As this Der Spiegel article points out, the European debt crisis might be having a breather but is by no means over just yet. There might be some brief calm on the EUR front but it’s to the US debt ceiling that the world’s markets are now looking. The lack of progress is not a good sign so perhaps we should be preparing ourselves for some unlikely events.

The market sees a small debt deal with no default as the likely outcome which means that US debt will likely lose it’s AAA rating (probably by one notch) and will have more trouble selling its future debt, therefore driving US interest rates higher. How much bond prices fall will probably depend on the deal.

  • Gold prices will almost certainly rise and the USD should fall, but will it fall across the board?
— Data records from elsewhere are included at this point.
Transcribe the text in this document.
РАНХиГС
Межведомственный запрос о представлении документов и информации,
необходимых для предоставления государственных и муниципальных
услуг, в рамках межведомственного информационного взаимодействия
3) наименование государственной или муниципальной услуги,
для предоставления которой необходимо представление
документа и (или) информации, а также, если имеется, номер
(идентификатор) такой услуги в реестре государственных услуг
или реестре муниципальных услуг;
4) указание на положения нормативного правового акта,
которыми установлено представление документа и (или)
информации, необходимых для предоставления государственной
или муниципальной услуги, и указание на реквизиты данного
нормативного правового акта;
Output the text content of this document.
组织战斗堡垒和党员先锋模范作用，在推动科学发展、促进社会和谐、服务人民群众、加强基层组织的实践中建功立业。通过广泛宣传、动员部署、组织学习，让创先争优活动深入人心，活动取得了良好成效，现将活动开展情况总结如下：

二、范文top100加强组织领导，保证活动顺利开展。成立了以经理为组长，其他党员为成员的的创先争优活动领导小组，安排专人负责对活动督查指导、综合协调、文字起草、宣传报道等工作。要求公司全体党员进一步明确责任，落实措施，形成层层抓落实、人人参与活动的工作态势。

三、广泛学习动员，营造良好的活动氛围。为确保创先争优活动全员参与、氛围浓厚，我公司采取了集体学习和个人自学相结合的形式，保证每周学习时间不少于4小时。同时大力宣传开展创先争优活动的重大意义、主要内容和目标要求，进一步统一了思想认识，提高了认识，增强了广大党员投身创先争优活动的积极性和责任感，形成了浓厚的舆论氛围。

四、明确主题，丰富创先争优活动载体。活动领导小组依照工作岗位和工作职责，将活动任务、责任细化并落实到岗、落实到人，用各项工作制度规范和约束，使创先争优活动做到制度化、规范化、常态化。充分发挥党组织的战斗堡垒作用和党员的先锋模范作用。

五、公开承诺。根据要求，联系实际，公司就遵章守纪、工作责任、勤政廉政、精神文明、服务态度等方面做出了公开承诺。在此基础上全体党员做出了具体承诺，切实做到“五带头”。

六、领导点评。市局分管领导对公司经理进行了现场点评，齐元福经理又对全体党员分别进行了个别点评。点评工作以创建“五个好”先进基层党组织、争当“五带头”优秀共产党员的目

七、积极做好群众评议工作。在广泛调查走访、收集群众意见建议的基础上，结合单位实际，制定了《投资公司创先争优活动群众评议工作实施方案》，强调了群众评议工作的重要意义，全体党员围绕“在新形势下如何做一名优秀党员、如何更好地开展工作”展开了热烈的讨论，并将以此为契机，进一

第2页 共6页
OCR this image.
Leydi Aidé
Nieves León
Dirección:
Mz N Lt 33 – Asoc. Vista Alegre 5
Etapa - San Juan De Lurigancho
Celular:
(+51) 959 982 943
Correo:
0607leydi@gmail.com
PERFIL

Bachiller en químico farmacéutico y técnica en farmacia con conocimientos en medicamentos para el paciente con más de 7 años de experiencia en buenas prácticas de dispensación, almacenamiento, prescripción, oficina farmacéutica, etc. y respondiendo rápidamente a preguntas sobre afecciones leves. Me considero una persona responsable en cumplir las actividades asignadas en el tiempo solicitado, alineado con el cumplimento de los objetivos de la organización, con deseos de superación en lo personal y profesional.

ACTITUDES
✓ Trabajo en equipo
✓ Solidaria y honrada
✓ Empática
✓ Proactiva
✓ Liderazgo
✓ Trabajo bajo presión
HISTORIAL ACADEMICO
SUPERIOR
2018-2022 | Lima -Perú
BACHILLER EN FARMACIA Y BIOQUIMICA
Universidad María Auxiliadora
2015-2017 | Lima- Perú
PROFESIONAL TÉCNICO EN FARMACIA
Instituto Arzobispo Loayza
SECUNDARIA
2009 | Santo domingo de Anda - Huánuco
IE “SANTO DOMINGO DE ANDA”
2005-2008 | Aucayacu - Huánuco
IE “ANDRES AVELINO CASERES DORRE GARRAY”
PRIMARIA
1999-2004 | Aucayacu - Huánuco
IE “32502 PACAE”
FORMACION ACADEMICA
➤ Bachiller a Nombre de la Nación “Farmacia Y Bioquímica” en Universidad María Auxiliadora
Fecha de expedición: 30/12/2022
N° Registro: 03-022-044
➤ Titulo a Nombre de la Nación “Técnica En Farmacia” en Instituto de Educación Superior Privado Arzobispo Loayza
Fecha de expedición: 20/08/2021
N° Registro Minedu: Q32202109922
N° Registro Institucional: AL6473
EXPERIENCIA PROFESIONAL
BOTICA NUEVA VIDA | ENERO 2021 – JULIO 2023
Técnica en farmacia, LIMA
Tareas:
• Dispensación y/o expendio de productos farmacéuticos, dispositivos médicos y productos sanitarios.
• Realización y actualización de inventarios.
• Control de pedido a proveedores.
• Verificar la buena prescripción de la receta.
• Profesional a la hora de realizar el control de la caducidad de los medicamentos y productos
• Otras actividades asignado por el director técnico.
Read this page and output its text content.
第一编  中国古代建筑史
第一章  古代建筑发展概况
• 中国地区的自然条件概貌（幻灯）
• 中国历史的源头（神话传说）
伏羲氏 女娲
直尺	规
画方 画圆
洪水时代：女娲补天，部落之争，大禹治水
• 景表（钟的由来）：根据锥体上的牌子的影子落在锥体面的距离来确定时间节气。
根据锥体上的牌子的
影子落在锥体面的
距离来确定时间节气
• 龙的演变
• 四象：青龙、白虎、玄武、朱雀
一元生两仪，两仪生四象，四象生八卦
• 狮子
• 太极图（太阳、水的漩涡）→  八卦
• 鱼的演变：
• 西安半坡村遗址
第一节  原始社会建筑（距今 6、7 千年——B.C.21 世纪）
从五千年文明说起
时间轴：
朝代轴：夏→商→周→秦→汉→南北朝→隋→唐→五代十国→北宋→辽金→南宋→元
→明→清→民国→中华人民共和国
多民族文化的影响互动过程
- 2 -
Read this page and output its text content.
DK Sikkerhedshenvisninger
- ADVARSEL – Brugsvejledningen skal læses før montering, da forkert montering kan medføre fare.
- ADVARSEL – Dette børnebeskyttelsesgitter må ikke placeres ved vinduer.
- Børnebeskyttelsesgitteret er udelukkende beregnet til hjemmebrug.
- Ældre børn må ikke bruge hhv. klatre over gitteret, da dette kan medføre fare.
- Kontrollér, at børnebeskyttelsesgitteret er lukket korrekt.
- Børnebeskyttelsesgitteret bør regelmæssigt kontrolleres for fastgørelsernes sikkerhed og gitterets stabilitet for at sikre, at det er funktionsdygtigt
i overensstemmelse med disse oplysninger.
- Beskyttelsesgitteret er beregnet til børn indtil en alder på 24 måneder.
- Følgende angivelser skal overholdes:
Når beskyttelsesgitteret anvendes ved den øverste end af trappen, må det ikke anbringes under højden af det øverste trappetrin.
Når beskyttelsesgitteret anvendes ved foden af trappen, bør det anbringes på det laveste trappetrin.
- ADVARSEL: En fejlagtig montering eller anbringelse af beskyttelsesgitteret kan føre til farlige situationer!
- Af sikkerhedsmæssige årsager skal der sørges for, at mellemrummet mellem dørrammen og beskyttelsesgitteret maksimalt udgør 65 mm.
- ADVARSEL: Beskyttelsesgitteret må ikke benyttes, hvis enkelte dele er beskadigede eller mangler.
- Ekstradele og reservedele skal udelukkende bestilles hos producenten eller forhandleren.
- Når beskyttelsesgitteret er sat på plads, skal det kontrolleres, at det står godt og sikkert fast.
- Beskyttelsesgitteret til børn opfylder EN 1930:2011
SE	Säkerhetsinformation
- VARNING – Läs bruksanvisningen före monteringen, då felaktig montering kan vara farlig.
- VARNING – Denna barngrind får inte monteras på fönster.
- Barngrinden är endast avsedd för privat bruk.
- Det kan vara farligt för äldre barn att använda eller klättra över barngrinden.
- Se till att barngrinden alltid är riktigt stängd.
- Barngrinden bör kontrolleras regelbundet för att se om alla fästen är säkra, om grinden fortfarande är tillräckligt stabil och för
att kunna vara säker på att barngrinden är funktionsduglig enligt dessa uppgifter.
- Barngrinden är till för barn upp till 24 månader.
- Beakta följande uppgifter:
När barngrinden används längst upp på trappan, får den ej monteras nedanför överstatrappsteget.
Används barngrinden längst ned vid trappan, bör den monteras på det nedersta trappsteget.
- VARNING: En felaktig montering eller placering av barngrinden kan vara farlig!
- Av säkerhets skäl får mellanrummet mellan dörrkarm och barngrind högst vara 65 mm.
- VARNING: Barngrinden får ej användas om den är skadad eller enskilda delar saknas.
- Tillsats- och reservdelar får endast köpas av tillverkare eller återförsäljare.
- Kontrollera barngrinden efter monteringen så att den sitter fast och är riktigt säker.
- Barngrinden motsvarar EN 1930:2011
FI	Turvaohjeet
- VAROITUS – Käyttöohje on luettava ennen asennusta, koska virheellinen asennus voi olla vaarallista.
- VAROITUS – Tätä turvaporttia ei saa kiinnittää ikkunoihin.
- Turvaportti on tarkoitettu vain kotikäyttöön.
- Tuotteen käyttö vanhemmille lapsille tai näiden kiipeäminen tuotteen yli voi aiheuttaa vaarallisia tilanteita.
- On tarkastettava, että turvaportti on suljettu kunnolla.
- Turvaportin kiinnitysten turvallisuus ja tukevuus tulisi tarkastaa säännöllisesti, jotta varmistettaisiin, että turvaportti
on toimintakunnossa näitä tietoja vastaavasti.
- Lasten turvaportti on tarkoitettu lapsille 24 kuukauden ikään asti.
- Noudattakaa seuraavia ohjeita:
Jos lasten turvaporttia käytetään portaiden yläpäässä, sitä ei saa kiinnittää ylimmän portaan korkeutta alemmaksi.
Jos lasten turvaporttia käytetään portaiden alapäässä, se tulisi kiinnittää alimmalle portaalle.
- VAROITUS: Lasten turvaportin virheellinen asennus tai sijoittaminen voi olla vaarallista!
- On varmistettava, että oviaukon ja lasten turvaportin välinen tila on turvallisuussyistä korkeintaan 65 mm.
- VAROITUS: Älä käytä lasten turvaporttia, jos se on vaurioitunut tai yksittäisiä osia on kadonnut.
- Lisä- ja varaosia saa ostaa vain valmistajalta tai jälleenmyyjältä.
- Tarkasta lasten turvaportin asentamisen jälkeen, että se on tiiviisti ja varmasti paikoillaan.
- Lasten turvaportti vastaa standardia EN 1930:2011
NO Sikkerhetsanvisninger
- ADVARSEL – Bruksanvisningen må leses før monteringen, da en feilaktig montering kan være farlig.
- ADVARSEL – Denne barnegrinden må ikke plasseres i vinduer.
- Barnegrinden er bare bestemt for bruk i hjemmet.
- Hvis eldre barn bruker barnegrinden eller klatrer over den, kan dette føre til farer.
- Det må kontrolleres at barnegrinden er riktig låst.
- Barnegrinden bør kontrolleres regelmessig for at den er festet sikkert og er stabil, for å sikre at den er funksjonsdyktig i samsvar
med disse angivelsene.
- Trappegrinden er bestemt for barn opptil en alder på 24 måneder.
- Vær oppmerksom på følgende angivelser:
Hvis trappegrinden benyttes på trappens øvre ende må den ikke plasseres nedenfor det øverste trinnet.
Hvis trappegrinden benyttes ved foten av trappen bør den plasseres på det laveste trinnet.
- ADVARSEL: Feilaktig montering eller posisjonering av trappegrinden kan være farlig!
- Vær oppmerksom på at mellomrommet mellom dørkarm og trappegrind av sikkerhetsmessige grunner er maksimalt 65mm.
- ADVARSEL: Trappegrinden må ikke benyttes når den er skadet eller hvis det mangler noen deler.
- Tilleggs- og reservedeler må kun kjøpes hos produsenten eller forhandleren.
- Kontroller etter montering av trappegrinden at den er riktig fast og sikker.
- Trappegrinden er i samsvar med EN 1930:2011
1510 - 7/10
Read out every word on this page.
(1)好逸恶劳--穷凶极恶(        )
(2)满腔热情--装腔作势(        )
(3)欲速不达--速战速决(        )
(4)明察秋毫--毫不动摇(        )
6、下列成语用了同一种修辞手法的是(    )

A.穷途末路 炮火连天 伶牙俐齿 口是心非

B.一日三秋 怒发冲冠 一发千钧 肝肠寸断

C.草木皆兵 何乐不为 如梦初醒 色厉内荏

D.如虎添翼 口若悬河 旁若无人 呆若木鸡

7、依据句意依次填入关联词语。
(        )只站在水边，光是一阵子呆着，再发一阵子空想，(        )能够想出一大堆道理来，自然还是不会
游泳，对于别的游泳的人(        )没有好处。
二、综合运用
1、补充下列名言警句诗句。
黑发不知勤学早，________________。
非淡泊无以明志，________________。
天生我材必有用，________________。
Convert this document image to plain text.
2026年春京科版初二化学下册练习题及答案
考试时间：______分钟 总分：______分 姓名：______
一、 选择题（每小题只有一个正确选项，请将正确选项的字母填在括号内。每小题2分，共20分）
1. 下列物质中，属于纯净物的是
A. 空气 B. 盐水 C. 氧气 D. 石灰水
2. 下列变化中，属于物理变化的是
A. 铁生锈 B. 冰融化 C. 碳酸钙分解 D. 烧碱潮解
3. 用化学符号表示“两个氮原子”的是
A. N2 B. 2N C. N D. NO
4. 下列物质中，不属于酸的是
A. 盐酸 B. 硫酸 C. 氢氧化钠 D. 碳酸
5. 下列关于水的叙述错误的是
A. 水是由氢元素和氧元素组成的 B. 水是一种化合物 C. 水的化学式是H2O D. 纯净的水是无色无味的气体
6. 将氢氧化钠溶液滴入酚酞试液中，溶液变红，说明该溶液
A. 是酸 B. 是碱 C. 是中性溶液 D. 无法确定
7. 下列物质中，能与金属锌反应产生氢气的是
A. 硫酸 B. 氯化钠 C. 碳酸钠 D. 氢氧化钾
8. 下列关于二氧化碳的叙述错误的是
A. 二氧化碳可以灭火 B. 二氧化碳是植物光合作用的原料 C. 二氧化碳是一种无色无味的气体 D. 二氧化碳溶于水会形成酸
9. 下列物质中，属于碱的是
I’d say probably not.
  • The initial reaction would of course be to sell USD across the board but risk currencies like the commodity bloc of AUD, CAD and NZD would struggle to hold onto gains.
  • Risk aversion would be high meaning the CHF and JPY would be most likely to gain (and as we saw from the earlier CFTC data, it looks like the market is already anticipating this).
  • The GBP might underperform due to the heavy reliance of the City of London on financial markets
  • Strangely enough, it could be the EUR that emerges as the big winner. The market is not long EUR and is overall bearish still imho. If there is no bad news on the EZ debt situation for the next few weeks and the US rating is cut, then we could see a big move into EUR, if only for a relatively short period of time, and that could drive EUR/USD back towards 1.55 and possibly higher.

Always plan for the unexpected. I’m sure there are lots of other possible scenarios?